The rules for fertilizer just keep changing. Even though fertilizer prices increased dramatically from 2001 until 2008, it still required about the same number of bushels of corn—the real cost of fertilizer—to pay for nitrogen (N) and removal rates of phosphorus (P) and potassium (K). Now, with fertilizer prices taking another quantum leap in 2009, the real cost climbs.
Farm Journal Field Agronomist Ken Ferrie relates the cost right back to the bushels the fertilizer helps produce.
"To determine the real cost of fertilizer, look at your yield history,” Ferrie says. "For example, say you are averaging 180 bu. of corn per acre. Calculate the amount of phosphorus and potassium that is removed by that yield.”
Then, translate the cost of that fertilizer into bushels of corn. "If the fertilizer required by crop removal cost $50 per acre a few years ago, when the price of corn was $2 per bushel, it required 25 bu. of corn.”
The general ratio in that equation has held true for the past eight years, whether corn sold for $2.38 a bushel or $4.75. To walk through the numbers, see the "Cost of Fertilizer in Bushels” table compiled by Mark Baer of Sun Ag Supply in Tremont, Ill., on page 26.
You can see the same thing in budgets prepared by University of Illinois ag economists Gary Schnitkey and Dale Lattz, based on data from Illinois Farm Business Farm Management records, at www.farmdoc.uiuc.edu/manage/index.asp. Scroll down to "Per Acre Revenue and Costs for Illinois Crops.”
Those budgets show it was possible to net significantly more income, even with higher input prices—as long as you maintain yield. That's an argument for not cutting back on fertilizer.

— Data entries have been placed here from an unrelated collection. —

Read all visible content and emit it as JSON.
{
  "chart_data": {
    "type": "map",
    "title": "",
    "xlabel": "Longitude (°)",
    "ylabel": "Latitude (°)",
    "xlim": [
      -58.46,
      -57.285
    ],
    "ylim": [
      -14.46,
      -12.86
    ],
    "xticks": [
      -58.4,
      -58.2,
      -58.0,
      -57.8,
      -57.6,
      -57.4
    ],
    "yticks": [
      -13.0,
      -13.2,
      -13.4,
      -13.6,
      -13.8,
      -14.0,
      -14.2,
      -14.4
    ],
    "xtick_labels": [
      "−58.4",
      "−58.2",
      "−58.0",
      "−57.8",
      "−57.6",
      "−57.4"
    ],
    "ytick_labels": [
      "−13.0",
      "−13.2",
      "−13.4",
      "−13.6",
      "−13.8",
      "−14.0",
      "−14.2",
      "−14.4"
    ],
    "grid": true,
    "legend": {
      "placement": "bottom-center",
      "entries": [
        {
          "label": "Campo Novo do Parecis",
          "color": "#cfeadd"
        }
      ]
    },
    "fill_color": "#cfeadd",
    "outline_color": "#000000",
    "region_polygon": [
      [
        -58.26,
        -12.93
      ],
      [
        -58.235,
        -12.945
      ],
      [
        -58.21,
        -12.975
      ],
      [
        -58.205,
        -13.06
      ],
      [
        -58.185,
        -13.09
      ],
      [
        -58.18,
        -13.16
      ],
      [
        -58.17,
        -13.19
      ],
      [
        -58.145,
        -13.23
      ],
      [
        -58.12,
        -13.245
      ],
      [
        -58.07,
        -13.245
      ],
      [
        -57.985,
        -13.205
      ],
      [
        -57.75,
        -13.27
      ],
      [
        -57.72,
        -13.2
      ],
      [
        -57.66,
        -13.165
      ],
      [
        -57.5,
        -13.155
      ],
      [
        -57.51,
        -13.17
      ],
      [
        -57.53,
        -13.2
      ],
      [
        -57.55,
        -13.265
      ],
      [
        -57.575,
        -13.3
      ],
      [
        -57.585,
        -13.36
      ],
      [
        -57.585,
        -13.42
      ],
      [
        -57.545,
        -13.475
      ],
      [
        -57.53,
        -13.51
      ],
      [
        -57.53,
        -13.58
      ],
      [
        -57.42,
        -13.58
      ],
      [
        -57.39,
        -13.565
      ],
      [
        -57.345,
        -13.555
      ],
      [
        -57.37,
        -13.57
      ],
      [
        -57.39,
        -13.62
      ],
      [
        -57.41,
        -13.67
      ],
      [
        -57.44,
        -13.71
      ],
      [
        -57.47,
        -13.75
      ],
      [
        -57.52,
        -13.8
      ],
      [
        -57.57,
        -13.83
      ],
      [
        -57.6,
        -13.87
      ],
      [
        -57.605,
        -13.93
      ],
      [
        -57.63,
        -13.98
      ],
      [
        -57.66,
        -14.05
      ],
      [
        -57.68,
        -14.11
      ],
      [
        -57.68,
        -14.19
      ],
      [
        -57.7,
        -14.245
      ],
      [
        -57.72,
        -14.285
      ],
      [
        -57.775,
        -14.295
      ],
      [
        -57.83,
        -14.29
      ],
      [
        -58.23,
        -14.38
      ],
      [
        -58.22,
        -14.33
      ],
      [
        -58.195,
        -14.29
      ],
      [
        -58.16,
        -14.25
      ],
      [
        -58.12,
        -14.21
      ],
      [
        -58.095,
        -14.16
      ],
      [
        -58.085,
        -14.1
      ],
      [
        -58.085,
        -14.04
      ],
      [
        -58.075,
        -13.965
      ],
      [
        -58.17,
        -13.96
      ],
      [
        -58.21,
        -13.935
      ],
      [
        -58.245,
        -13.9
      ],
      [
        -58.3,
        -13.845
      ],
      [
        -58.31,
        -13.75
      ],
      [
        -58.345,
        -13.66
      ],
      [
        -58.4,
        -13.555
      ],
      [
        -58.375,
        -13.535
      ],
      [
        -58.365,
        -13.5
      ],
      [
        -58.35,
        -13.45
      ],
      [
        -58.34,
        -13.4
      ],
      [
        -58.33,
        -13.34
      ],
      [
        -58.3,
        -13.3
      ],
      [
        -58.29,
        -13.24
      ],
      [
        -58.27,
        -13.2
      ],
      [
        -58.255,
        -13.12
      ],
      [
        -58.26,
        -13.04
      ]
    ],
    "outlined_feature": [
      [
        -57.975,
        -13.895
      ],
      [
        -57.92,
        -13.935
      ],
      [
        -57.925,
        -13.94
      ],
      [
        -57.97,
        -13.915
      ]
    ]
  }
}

But look what's happening to fertilizer prices in 2009 (as if you hadn't already noticed). In early September, early prepay prices at Sun Ag were $1,160 a ton—up $864—for mono-ammonium phosphate and $970 a ton—up $470—for 0-0-60 (potash). Anhydrous ammonia jumped from $560 per ton to $1,080 per ton. Those prices appeared to be pretty typical for central Illinois.
Between 2008 and 2009, the cost of N, P and K removal rose from $110 to $249.50—an increase of $139.50 per acre. At $6 per bushel, it takes 41.6 bu. of corn to pay for the fertilizer, compared with 23.2 bu. in 2008.
Using budgets on the farmdoc Web site, for land in continuous corn yielding 173 bu. per acre with $160 per acre land cost, increasing fertilizer cost from $110 per acre to $249.50 slashes net profit from $344 to $204.50 per acre.
"Depending on your costs and yields, there's still money to be made, even at 2009 fertilizer prices,” Ferrie says. "But now you have to do your homework. Yield and other costs like land really come into play.”